No he isn't designing the installation, I've suggested that he keep it three phase but he doesn't want too, so I'm trying to think of future proofing solutions
I would politely suggest that he leaves it up to you, you are the electrician and therefore the expert, how would he feel if you started telling him how to run his hotel?

 
The cable has only been rerouted at the user side, the hotel side is still configured for 3ph, I did suggest to the owner about keeping it 3 phase but he isn't caring about who moves into the place his exact words were "thats their problem not mine" 
it will be his problem whan his bills go up for being out of balance. I don't know exactly how it works, but an out of balance supply can incurr higher charges, hence the specialist companies who install Power Fcator Correction.

 
it will be his problem whan his bills go up for being out of balance. I don't know exactly how it works, but an out of balance supply can incurr higher charges, hence the specialist companies who install Power Fcator Correction.
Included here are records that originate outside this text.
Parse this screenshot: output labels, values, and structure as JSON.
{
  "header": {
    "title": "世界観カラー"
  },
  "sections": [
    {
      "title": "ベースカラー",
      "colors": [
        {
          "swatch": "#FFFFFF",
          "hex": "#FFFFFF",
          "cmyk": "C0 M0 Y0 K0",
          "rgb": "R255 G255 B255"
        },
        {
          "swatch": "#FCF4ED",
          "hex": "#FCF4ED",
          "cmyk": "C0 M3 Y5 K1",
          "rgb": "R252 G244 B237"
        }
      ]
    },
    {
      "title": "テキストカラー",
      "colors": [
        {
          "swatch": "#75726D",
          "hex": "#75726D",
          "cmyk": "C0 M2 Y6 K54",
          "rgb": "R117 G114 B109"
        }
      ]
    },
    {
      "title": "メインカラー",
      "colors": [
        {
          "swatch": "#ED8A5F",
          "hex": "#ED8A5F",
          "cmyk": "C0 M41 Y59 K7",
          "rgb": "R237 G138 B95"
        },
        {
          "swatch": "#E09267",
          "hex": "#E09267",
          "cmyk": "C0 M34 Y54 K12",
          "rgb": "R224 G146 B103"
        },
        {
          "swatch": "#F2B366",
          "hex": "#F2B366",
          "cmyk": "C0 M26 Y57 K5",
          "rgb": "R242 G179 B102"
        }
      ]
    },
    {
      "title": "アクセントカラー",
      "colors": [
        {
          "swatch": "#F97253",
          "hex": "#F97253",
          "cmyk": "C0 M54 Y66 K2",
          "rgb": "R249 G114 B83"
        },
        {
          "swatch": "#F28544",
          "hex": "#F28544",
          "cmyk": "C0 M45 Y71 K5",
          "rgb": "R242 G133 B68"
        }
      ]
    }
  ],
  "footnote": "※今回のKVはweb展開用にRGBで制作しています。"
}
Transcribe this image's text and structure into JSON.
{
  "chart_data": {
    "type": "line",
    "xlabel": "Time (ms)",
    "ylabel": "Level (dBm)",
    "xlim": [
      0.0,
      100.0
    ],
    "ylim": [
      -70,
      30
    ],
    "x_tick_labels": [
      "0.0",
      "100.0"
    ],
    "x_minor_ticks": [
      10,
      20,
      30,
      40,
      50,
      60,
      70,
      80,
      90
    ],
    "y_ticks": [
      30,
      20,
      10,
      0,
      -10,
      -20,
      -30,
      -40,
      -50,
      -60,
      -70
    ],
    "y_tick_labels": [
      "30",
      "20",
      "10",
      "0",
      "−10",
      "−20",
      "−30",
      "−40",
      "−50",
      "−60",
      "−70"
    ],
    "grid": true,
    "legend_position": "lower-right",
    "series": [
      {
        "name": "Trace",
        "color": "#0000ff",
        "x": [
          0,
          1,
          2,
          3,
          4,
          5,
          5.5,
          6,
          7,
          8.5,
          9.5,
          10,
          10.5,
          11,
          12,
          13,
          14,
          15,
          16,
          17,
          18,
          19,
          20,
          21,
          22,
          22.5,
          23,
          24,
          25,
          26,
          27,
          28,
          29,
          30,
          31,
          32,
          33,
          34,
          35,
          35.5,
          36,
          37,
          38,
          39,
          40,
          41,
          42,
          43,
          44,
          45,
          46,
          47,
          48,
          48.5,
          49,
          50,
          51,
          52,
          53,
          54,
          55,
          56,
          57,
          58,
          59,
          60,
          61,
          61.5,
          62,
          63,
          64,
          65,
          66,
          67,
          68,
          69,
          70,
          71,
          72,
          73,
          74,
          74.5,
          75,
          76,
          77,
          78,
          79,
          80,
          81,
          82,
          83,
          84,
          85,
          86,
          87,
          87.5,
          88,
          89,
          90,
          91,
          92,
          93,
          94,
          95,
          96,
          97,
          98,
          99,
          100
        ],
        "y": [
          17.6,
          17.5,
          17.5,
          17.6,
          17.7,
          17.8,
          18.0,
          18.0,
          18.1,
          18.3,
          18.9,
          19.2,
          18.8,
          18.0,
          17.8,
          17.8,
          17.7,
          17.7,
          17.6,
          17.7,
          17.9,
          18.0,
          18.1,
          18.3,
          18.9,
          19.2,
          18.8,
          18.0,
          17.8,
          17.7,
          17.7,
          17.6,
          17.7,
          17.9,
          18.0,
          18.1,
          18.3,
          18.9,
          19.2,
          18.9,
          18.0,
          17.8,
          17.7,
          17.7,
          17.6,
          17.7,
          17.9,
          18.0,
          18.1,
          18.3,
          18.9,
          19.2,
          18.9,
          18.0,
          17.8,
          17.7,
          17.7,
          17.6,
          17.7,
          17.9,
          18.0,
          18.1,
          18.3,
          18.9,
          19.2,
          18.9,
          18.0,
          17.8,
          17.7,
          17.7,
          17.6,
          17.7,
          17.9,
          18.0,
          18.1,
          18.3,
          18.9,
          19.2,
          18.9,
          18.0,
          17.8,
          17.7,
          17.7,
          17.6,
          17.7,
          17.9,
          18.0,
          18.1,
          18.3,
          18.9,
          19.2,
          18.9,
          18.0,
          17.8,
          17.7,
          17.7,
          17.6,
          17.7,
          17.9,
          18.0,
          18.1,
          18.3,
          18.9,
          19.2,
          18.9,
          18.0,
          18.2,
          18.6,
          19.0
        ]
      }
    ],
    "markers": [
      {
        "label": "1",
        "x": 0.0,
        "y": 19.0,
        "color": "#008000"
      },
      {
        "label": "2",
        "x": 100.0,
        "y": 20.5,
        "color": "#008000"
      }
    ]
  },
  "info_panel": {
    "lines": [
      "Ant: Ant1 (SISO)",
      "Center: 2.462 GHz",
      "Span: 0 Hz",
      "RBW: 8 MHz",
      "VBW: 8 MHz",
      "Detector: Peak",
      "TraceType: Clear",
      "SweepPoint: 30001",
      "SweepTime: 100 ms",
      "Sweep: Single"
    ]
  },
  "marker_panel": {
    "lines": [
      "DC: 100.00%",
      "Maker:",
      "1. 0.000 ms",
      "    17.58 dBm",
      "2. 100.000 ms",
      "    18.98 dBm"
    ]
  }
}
You're not usually charged for a supply being out of balance. 

You are correct in that you will incur charges if you're network has a leading or lagging powerfactor out of the DNO's tolerated bands. 

 
it will be his problem whan his bills go up for being out of balance. I don't know exactly how it works, but an out of balance supply can incurr higher charges, hence the specialist companies who install Power Fcator Correction.


PF correction has nothing to do with phase balance. you could have all 3 perfectly balanced but a PF of 0.5. or you could have 80a on L1&L2 with 5a on L3 and PF of 0.98

 
From what I can see the costs would be negligible as the supply is already in. I don;t understand why you wouldn't just stick a 3 phase board on the end of it.